The following example shows how to get all PUT object requests for Amazon S3 from the AWS CloudTrail event log.

Athena query examples for identifying Amazon S3 object access requests

In the following Athena query examples, replace <s3_cloudtrail_events_db.cloudtrail_myawsexamplebucket1_table> with your Athena details, and modify the date range as needed.

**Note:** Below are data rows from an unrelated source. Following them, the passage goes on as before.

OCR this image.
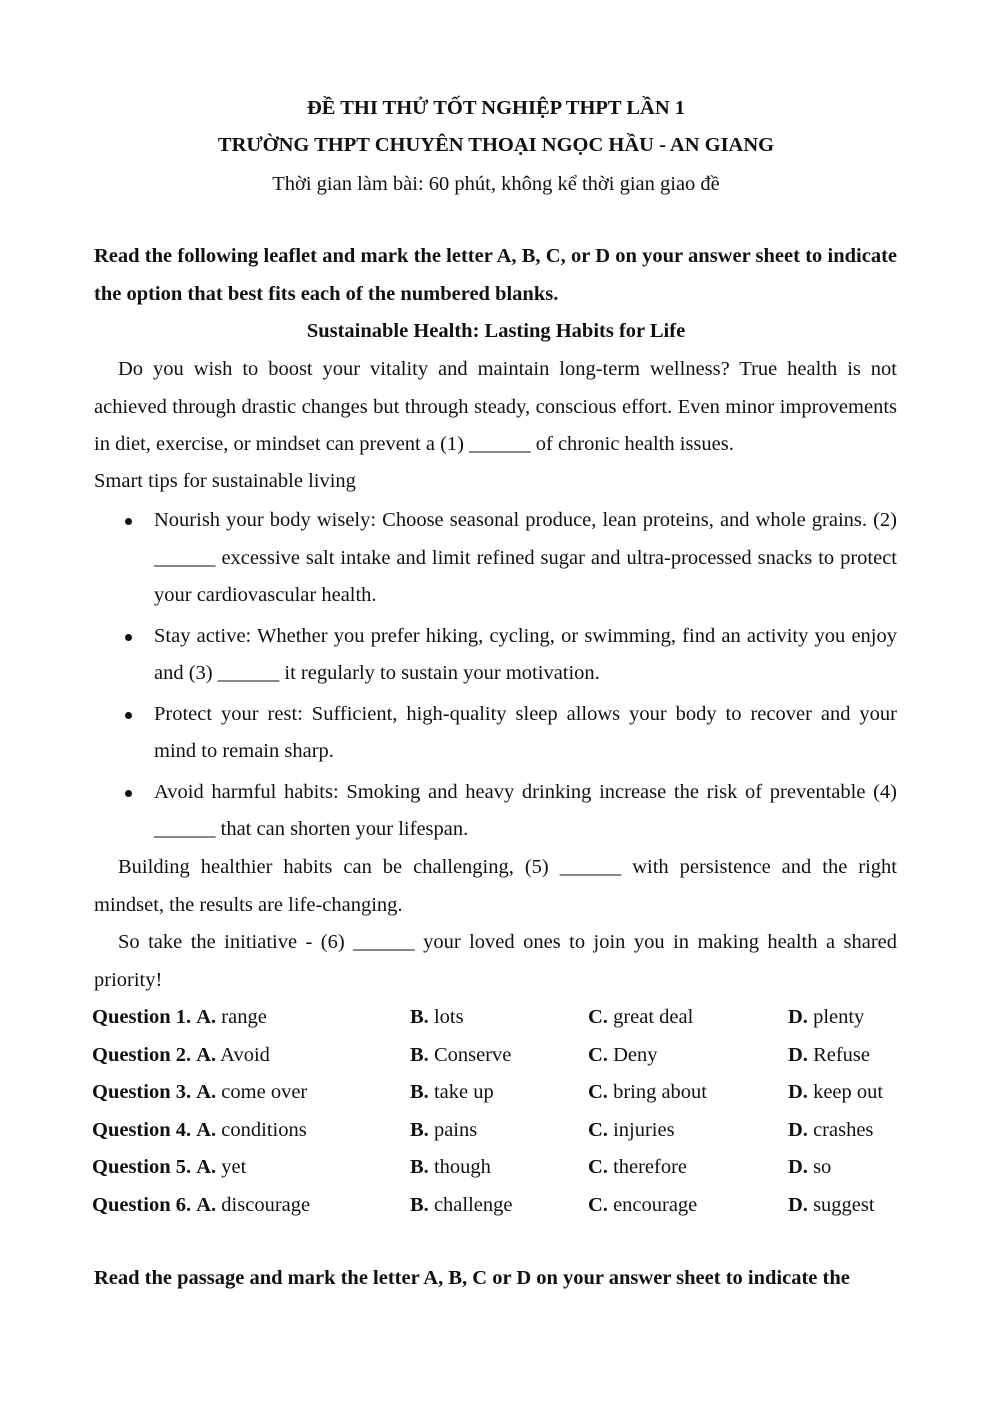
ĐỀ THI THỬ TỐT NGHIỆP THPT LẦN 1
TRƯỜNG THPT CHUYÊN THOẠI NGỌC HẦU - AN GIANG
Thời gian làm bài: 60 phút, không kể thời gian giao đề
Read the following leaflet and mark the letter A, B, C, or D on your answer sheet to indicate the option that best fits each of the numbered blanks.
Sustainable Health: Lasting Habits for Life
Do you wish to boost your vitality and maintain long-term wellness? True health is not achieved through drastic changes but through steady, conscious effort. Even minor improvements in diet, exercise, or mindset can prevent a (1) ______ of chronic health issues.
Smart tips for sustainable living
Nourish your body wisely: Choose seasonal produce, lean proteins, and whole grains. (2) ______ excessive salt intake and limit refined sugar and ultra-processed snacks to protect your cardiovascular health.
Stay active: Whether you prefer hiking, cycling, or swimming, find an activity you enjoy and (3) ______ it regularly to sustain your motivation.
Protect your rest: Sufficient, high-quality sleep allows your body to recover and your mind to remain sharp.
Avoid harmful habits: Smoking and heavy drinking increase the risk of preventable (4) ______ that can shorten your lifespan.
Building healthier habits can be challenging, (5) ______ with persistence and the right mindset, the results are life-changing.
So take the initiative - (6) ______ your loved ones to join you in making health a shared priority!
Question 1. A. range	B. lots	C. great deal	D. plenty
Question 2. A. Avoid	B. Conserve	C. Deny	D. Refuse
Question 3. A. come over	B. take up	C. bring about	D. keep out
Question 4. A. conditions	B. pains	C. injuries	D. crashes
Question 5. A. yet	B. though	C. therefore	D. so
Question 6. A. discourage	B. challenge	C. encourage	D. suggest
Read the passage and mark the letter A, B, C or D on your answer sheet to indicate the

Example — Select all events that have PUT object access requests, and print only EventTime, EventSource, SourceIP, UserAgent, BucketName, object, and UserARN

SELECT eventTime, eventName, eventSource, sourceIpAddress, userAgent, json_extract_scalar(requestParameters, '$.bucketName') as bucketName, json_extract_scalar(requestParameters, '$.key') as object, userIdentity.arn as userArn FROM s3_cloudtrail_events_db.cloudtrail_myawsexamplebucket_table WHERE eventName = 'PutObject' AND eventTime BETWEEN '2019-07-05T00:00:00Z' and '2019-07-06T00:00:00Z'

Example — Select all events that have GET object access requests, and print only EventTime, EventSource, SourceIP, UserAgent, BucketName, object, and UserARN

SELECT eventTime, eventName, eventSource, sourceIpAddress, userAgent, json_extract_scalar(requestParameters, '$.bucketName') as bucketName, json_extract_scalar(requestParameters, '$.key') as object, userIdentity.arn as userArn FROM s3_cloudtrail_events_db.cloudtrail_myawsexamplebucket_table WHERE eventName = 'GetObject' AND eventTime BETWEEN '2019-07-05T00:00:00Z' and '2019-07-06T00:00:00Z'

Example — Select all anonymous requester events to a bucket in a certain period and print only EventTime, EventSource, SourceIP, UserAgent, BucketName, UserIdentity, and UserARN

SELECT eventTime, eventName, eventSource, sourceIpAddress, userAgent, json_extract_scalar(requestParameters, '$.bucketName') as bucketName, userIdentity.arn as userArn, userIdentity.principalId FROM s3_cloudtrail_events_db.cloudtrail_myawsexamplebucket_table WHERE userIdentity.principalId='ANONYMOUS_PRINCIPAL' AND eventTime BETWEEN '2019-07-05T00:00:00Z' and '2019-07-06T00:00:00Z'
Note
  • These query examples can also be useful for security monitoring. You can review the results for PutObject or GetObject calls from unexpected or unauthorized IP addresses/requesters and for identifying any anonymous requests to your buckets.

  • This query only retrieves information from the time at which logging was enabled.

If you are using Amazon S3 server access logs, see Identifying object access requests using Amazon S3 access logs.